Scalable Gaussian Process Classification with Additive Noise for Various Likelihoods
This work addresses scalability and flexibility issues in Gaussian process classification for machine learning practitioners, though it is incremental as it builds on existing sparse and variational approximations.
The authors tackled the scalability and inference limitations of Gaussian process classification (GPC) by introducing a unifying framework with additive noise, enabling analytical evidence lower bounds for various likelihoods. Their method achieved better results than state-of-the-art scalable GPCs on binary and multi-class tasks with up to two million data points.

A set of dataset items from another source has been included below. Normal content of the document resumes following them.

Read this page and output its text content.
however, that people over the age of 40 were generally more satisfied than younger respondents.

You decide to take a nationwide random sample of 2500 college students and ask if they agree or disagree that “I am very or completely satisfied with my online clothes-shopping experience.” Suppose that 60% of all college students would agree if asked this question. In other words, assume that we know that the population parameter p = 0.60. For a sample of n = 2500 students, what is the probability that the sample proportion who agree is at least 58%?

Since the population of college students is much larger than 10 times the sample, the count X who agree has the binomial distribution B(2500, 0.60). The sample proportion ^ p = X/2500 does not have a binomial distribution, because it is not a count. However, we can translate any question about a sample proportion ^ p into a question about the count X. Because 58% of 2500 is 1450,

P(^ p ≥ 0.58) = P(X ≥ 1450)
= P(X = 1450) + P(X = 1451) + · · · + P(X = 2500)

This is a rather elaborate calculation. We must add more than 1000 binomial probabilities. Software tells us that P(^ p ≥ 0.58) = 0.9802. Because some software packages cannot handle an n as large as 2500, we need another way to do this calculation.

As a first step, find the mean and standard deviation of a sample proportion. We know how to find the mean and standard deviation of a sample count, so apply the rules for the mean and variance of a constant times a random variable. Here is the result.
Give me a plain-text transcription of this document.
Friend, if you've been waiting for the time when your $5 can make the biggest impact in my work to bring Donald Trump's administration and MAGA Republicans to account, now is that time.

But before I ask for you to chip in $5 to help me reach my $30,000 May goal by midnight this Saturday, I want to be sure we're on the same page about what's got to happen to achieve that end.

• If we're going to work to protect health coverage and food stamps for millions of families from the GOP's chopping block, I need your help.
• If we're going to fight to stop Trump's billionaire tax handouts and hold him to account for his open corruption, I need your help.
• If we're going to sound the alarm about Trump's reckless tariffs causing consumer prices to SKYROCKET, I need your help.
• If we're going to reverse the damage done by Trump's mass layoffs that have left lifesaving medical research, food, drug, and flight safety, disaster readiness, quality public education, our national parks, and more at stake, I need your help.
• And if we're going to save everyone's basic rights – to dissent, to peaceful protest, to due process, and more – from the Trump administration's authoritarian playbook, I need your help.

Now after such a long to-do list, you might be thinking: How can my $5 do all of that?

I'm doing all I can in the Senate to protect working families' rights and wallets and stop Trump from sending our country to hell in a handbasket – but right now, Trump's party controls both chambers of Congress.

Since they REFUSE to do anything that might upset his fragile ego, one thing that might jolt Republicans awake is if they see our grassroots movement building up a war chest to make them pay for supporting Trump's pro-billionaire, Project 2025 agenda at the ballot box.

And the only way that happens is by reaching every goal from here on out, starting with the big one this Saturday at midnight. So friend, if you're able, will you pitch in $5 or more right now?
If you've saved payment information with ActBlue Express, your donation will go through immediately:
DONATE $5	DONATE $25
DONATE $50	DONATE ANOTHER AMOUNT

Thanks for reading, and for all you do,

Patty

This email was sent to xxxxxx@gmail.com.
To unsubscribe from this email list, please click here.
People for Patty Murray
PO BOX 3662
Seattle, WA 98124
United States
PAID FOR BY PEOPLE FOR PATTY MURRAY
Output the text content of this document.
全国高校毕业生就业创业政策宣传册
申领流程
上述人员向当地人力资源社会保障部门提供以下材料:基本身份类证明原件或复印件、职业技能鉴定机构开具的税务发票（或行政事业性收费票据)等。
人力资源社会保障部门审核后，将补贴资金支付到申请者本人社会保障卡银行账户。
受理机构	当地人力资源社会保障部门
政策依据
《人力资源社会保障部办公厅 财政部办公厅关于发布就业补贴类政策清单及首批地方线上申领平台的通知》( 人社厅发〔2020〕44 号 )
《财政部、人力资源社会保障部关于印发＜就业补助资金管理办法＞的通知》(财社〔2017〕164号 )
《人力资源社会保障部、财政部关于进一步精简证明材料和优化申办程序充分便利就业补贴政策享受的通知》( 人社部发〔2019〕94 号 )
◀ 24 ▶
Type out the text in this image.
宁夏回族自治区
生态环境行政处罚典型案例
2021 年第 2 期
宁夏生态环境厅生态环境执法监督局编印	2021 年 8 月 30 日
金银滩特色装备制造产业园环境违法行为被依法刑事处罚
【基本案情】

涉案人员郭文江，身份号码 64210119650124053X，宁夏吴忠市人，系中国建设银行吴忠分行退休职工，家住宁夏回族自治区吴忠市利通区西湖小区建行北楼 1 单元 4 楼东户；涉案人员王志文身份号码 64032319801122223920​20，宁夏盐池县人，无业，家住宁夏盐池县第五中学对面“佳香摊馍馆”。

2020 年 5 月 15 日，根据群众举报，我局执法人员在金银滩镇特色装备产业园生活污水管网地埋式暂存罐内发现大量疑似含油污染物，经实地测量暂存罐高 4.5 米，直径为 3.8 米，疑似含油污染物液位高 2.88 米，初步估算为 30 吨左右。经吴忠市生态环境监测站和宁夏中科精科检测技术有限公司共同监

Gaussian process classification (GPC) provides a flexible and powerful statistical framework describing joint distributions over function space. Conventional GPCs however suffer from (i) poor scalability for big data due to the full kernel matrix, and (ii) intractable inference due to the non-Gaussian likelihoods. Hence, various scalable GPCs have been proposed through (i) the sparse approximation built upon a small inducing set to reduce the time complexity; and (ii) the approximate inference to derive analytical evidence lower bound (ELBO). However, these scalable GPCs equipped with analytical ELBO are limited to specific likelihoods or additional assumptions. In this work, we present a unifying framework which accommodates scalable GPCs using various likelihoods. Analogous to GP regression (GPR), we introduce additive noises to augment the probability space for (i) the GPCs with step, (multinomial) probit and logit likelihoods via the internal variables; and particularly, (ii) the GPC using softmax likelihood via the noise variables themselves. This leads to unified scalable GPCs with analytical ELBO by using variational inference. Empirically, our GPCs showcase better results than state-of-the-art scalable GPCs for extensive binary/multi-class classification tasks with up to two million data points.